Wouldn’t it be cool to create a new language from scratch? David J. Peterson thought so, then he made it a career. We speak to the colanger (a.k.a language creator) to talk Game of Thrones and how he got started.
After studying different languages and linguistics at college, David J. Peterson was set on creating his own.
Now, 19 years later, David has invented languages for some of the best TV shows and movies out there.
David’s portfolio includes Game of Thrones, Thor: The Dark World, Doctor Strange, and many more of your fave shows. So, how do you even become a colanger?
Firstly, what formal qualifications do you need to work in your role?
Being language creator requires nothing more than sitting down and beginning to create a language. If one starts a language, one is a colanger.

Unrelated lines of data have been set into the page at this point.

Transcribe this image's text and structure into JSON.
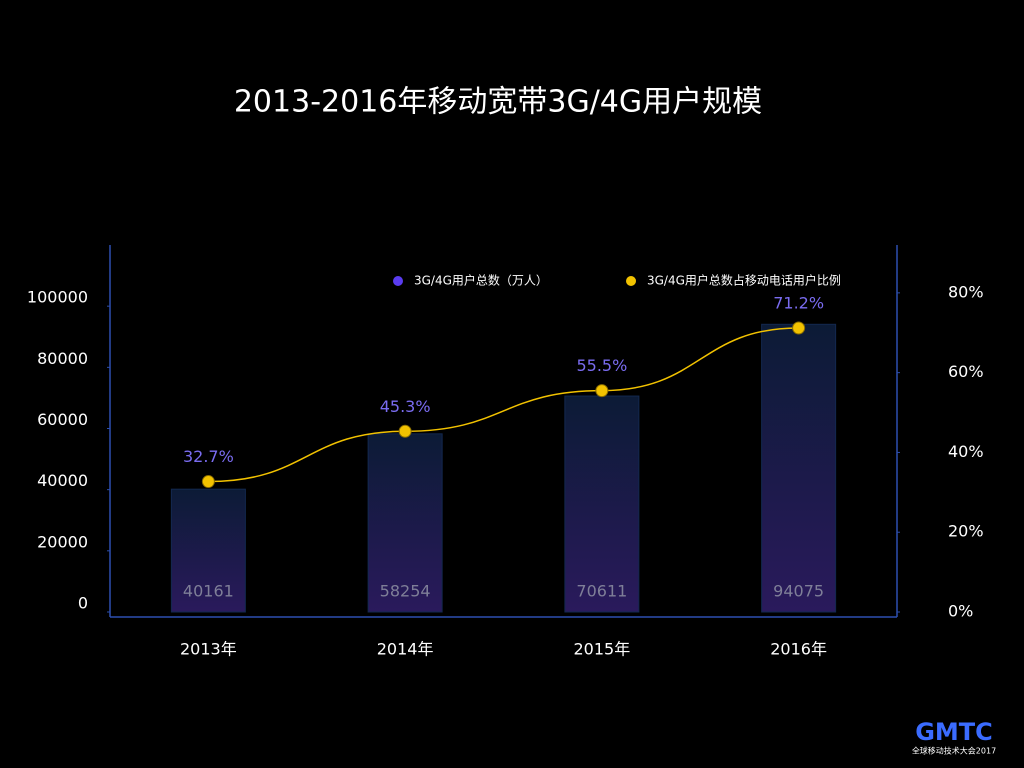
{
  "chart_data": {
    "type": "bar-line",
    "title": "2013-2016年移动宽带3G/4G用户规模",
    "categories": [
      "2013年",
      "2014年",
      "2015年",
      "2016年"
    ],
    "series": [
      {
        "name": "3G/4G用户总数（万人）",
        "color": "#5a3cf0",
        "type": "bar",
        "values": [
          40161,
          58254,
          70611,
          94075
        ]
      },
      {
        "name": "3G/4G用户总数占移动电话用户比例",
        "color": "#f2c200",
        "type": "line",
        "axis": "y2",
        "values": [
          32.7,
          45.3,
          55.5,
          71.2
        ],
        "value_labels": [
          "32.7%",
          "45.3%",
          "55.5%",
          "71.2%"
        ]
      }
    ],
    "ylim": [
      0,
      120000
    ],
    "yticks": [
      0,
      20000,
      40000,
      60000,
      80000,
      100000
    ],
    "y2lim": [
      0,
      92
    ],
    "y2ticks": [
      {
        "value": 0,
        "label": "0%"
      },
      {
        "value": 20,
        "label": "20%"
      },
      {
        "value": 40,
        "label": "40%"
      },
      {
        "value": 60,
        "label": "60%"
      },
      {
        "value": 80,
        "label": "80%"
      }
    ],
    "grid": false,
    "legend": "top"
  },
  "logo": {
    "name": "GMTC",
    "subtitle": "全球移动技术大会2017"
  }
}
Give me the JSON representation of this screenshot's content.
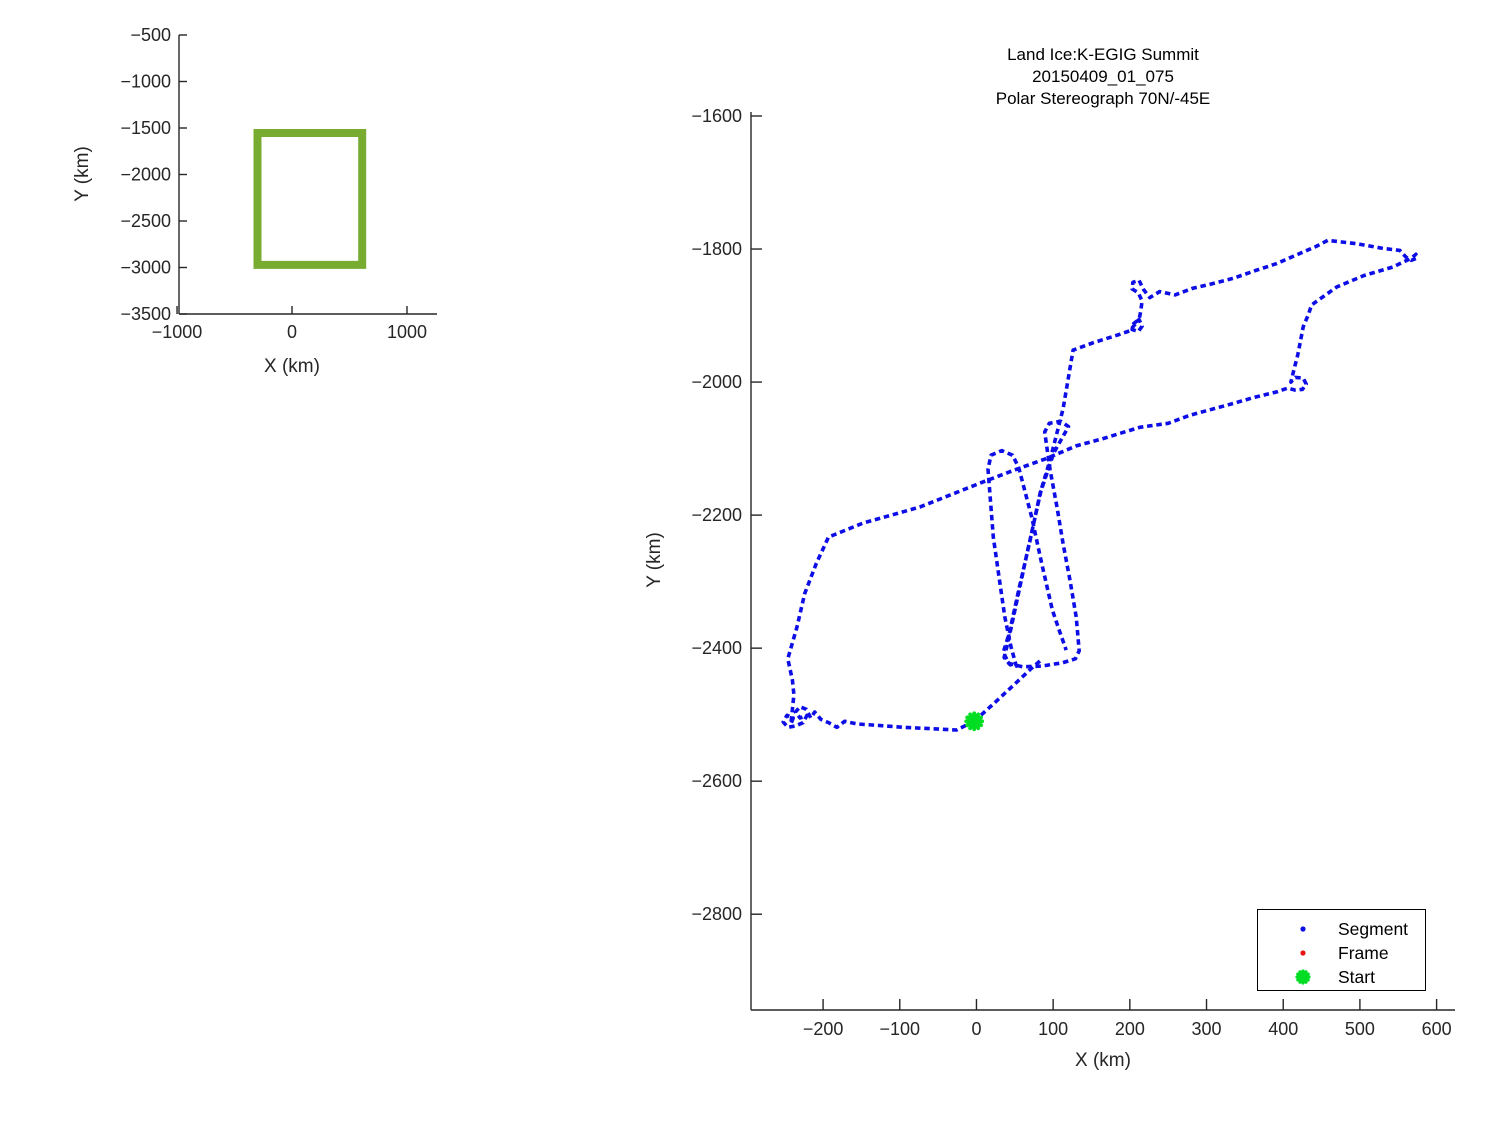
{
  "window": {
    "background": "#ffffff"
  },
  "colors": {
    "track_blue": "#0d0de6",
    "frame_red": "#e81414",
    "start_green": "#00dd22",
    "box_green": "#77AC30",
    "axis": "#262626",
    "text": "#000000"
  },
  "main_title": {
    "line1": "Land Ice:K-EGIG Summit",
    "line2": "20150409_01_075",
    "line3": "Polar Stereograph 70N/-45E"
  },
  "legend": {
    "entries": [
      {
        "label": "Segment",
        "marker": "dot",
        "color": "#0d0de6"
      },
      {
        "label": "Frame",
        "marker": "dot",
        "color": "#e81414"
      },
      {
        "label": "Start",
        "marker": "star",
        "color": "#00dd22"
      }
    ]
  },
  "chart_data": [
    {
      "type": "line",
      "name": "overview-map",
      "title": "",
      "xlabel": "X (km)",
      "ylabel": "Y (km)",
      "xlim": [
        -983,
        1261
      ],
      "ylim": [
        -3500,
        -500
      ],
      "xticks": [
        -1000,
        0,
        1000
      ],
      "yticks": [
        -500,
        -1000,
        -1500,
        -2000,
        -2500,
        -3000,
        -3500
      ],
      "grid": false,
      "legend_position": "none",
      "series": [
        {
          "name": "coverage-box",
          "style": "solid",
          "color": "#77AC30",
          "width": 8,
          "closed": true,
          "points_km": [
            [
              -300,
              -1554
            ],
            [
              610,
              -1554
            ],
            [
              610,
              -2972
            ],
            [
              -300,
              -2972
            ]
          ]
        }
      ]
    },
    {
      "type": "line",
      "name": "flight-track",
      "title": "Land Ice:K-EGIG Summit 20150409_01_075 Polar Stereograph 70N/-45E",
      "xlabel": "X (km)",
      "ylabel": "Y (km)",
      "xlim": [
        -294,
        624
      ],
      "ylim": [
        -2944,
        -1594
      ],
      "xticks": [
        -200,
        -100,
        0,
        100,
        200,
        300,
        400,
        500,
        600
      ],
      "yticks": [
        -1600,
        -1800,
        -2000,
        -2200,
        -2400,
        -2600,
        -2800
      ],
      "grid": false,
      "legend_position": "southeast",
      "start_marker": {
        "x": -3,
        "y": -2510,
        "color": "#00dd22",
        "shape": "asterisk"
      },
      "series": [
        {
          "name": "segment-track-main",
          "style": "dashed",
          "color": "#0d0de6",
          "width": 3.6,
          "closed": false,
          "points_km": [
            [
              -3,
              -2510
            ],
            [
              -26,
              -2523
            ],
            [
              -61,
              -2521
            ],
            [
              -96,
              -2519
            ],
            [
              -130,
              -2516
            ],
            [
              -155,
              -2514
            ],
            [
              -172,
              -2510
            ],
            [
              -182,
              -2519
            ],
            [
              -193,
              -2512
            ],
            [
              -203,
              -2507
            ],
            [
              -211,
              -2496
            ],
            [
              -216,
              -2505
            ],
            [
              -222,
              -2492
            ],
            [
              -230,
              -2488
            ],
            [
              -236,
              -2496
            ],
            [
              -230,
              -2505
            ],
            [
              -221,
              -2501
            ],
            [
              -226,
              -2512
            ],
            [
              -236,
              -2517
            ],
            [
              -246,
              -2519
            ],
            [
              -252,
              -2511
            ],
            [
              -247,
              -2501
            ],
            [
              -239,
              -2505
            ],
            [
              -242,
              -2514
            ],
            [
              -238,
              -2470
            ],
            [
              -240,
              -2448
            ],
            [
              -246,
              -2416
            ],
            [
              -234,
              -2368
            ],
            [
              -224,
              -2318
            ],
            [
              -209,
              -2273
            ],
            [
              -193,
              -2233
            ],
            [
              -148,
              -2212
            ],
            [
              -74,
              -2188
            ],
            [
              9,
              -2150
            ],
            [
              50,
              -2132
            ],
            [
              91,
              -2115
            ],
            [
              130,
              -2096
            ],
            [
              165,
              -2085
            ],
            [
              213,
              -2068
            ],
            [
              250,
              -2062
            ],
            [
              278,
              -2050
            ],
            [
              335,
              -2032
            ],
            [
              362,
              -2023
            ],
            [
              391,
              -2015
            ],
            [
              406,
              -2009
            ],
            [
              415,
              -2012
            ],
            [
              425,
              -2011
            ],
            [
              430,
              -2003
            ],
            [
              426,
              -1994
            ],
            [
              416,
              -1993
            ],
            [
              410,
              -2000
            ],
            [
              414,
              -1981
            ],
            [
              419,
              -1959
            ],
            [
              426,
              -1917
            ],
            [
              433,
              -1898
            ],
            [
              437,
              -1884
            ],
            [
              470,
              -1857
            ],
            [
              505,
              -1840
            ],
            [
              543,
              -1827
            ],
            [
              563,
              -1816
            ],
            [
              569,
              -1812
            ],
            [
              573,
              -1808
            ],
            [
              574,
              -1814
            ],
            [
              567,
              -1817
            ],
            [
              560,
              -1812
            ],
            [
              552,
              -1802
            ],
            [
              530,
              -1799
            ],
            [
              496,
              -1792
            ],
            [
              458,
              -1787
            ],
            [
              443,
              -1796
            ],
            [
              417,
              -1809
            ],
            [
              391,
              -1822
            ],
            [
              362,
              -1833
            ],
            [
              335,
              -1844
            ],
            [
              308,
              -1852
            ],
            [
              282,
              -1859
            ],
            [
              259,
              -1869
            ],
            [
              239,
              -1864
            ],
            [
              226,
              -1873
            ],
            [
              218,
              -1861
            ],
            [
              212,
              -1847
            ],
            [
              204,
              -1850
            ],
            [
              203,
              -1860
            ],
            [
              211,
              -1866
            ],
            [
              216,
              -1878
            ],
            [
              214,
              -1895
            ],
            [
              212,
              -1906
            ],
            [
              205,
              -1912
            ],
            [
              203,
              -1921
            ],
            [
              211,
              -1924
            ],
            [
              216,
              -1916
            ],
            [
              212,
              -1906
            ],
            [
              200,
              -1923
            ],
            [
              185,
              -1929
            ],
            [
              152,
              -1941
            ],
            [
              126,
              -1952
            ],
            [
              113,
              -2040
            ],
            [
              96,
              -2117
            ],
            [
              83,
              -2167
            ],
            [
              70,
              -2238
            ],
            [
              56,
              -2308
            ],
            [
              43,
              -2377
            ],
            [
              35,
              -2406
            ],
            [
              42,
              -2423
            ],
            [
              60,
              -2428
            ],
            [
              85,
              -2427
            ],
            [
              112,
              -2422
            ],
            [
              129,
              -2416
            ],
            [
              134,
              -2404
            ],
            [
              130,
              -2353
            ],
            [
              122,
              -2298
            ],
            [
              113,
              -2243
            ],
            [
              105,
              -2188
            ],
            [
              96,
              -2132
            ],
            [
              89,
              -2075
            ],
            [
              95,
              -2062
            ],
            [
              110,
              -2059
            ],
            [
              120,
              -2067
            ],
            [
              101,
              -2106
            ],
            [
              84,
              -2164
            ],
            [
              67,
              -2252
            ],
            [
              51,
              -2338
            ],
            [
              41,
              -2392
            ],
            [
              36,
              -2414
            ],
            [
              44,
              -2425
            ],
            [
              52,
              -2427
            ],
            [
              45,
              -2398
            ],
            [
              37,
              -2353
            ],
            [
              30,
              -2298
            ],
            [
              22,
              -2233
            ],
            [
              15,
              -2131
            ],
            [
              19,
              -2110
            ],
            [
              33,
              -2103
            ],
            [
              47,
              -2110
            ],
            [
              55,
              -2128
            ],
            [
              72,
              -2203
            ],
            [
              85,
              -2272
            ],
            [
              99,
              -2343
            ],
            [
              109,
              -2377
            ],
            [
              117,
              -2403
            ]
          ]
        },
        {
          "name": "segment-track-approach",
          "style": "dashed",
          "color": "#0d0de6",
          "width": 3.6,
          "closed": false,
          "points_km": [
            [
              -3,
              -2510
            ],
            [
              22,
              -2484
            ],
            [
              48,
              -2456
            ],
            [
              72,
              -2430
            ],
            [
              84,
              -2418
            ]
          ]
        }
      ]
    }
  ]
}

Linguistics and language study certainly inform the work of a language creator, but they are neither prerequisites nor sufficient training to be able to create a good language. That comes with practice and studying the craft itself.
When it comes to creating a new language for a television show, where do you start?
I discuss what’s wanted with production: they tell me approximately how they’d like a language to sound (or look, in the case of a sign language). I create a fake sentence with the phonology and intonation I intend, and then I record it and send it to them. They tell me if it matches their expectations or not, and I adjust it accordingly.
When production is satisfied, I set about creating the rest of the language. Every so often I’ll coach one of the actors either on the phone or via Skype.
How does it feel to work on shows like Game of Thrones?
It’s nice to hear when it’s done well – when the actor really gets it. It’s part of the music of the production. It was fortuitous that Game of Thrones became a huge hit, because it led directly to many other projects for me. I wouldn’t have a career had Game of Thrones not had the impact it did.
What is the best part of the job?
A single created language is never done. There’s never a point where there is nothing to do with a created language. It can be a bit frustrating, but the way I look at it is I have projects that I can work on for the rest of my life. I find that quite exhilarating.
Do you have any advice for young people considering the career?
The moment you start creating a language you are a language creator. Start! There you are. You don’t need to wait on anything; you don’t need to study anything; you don’t need to read anything. If you use a language, you can create a language. Go to it!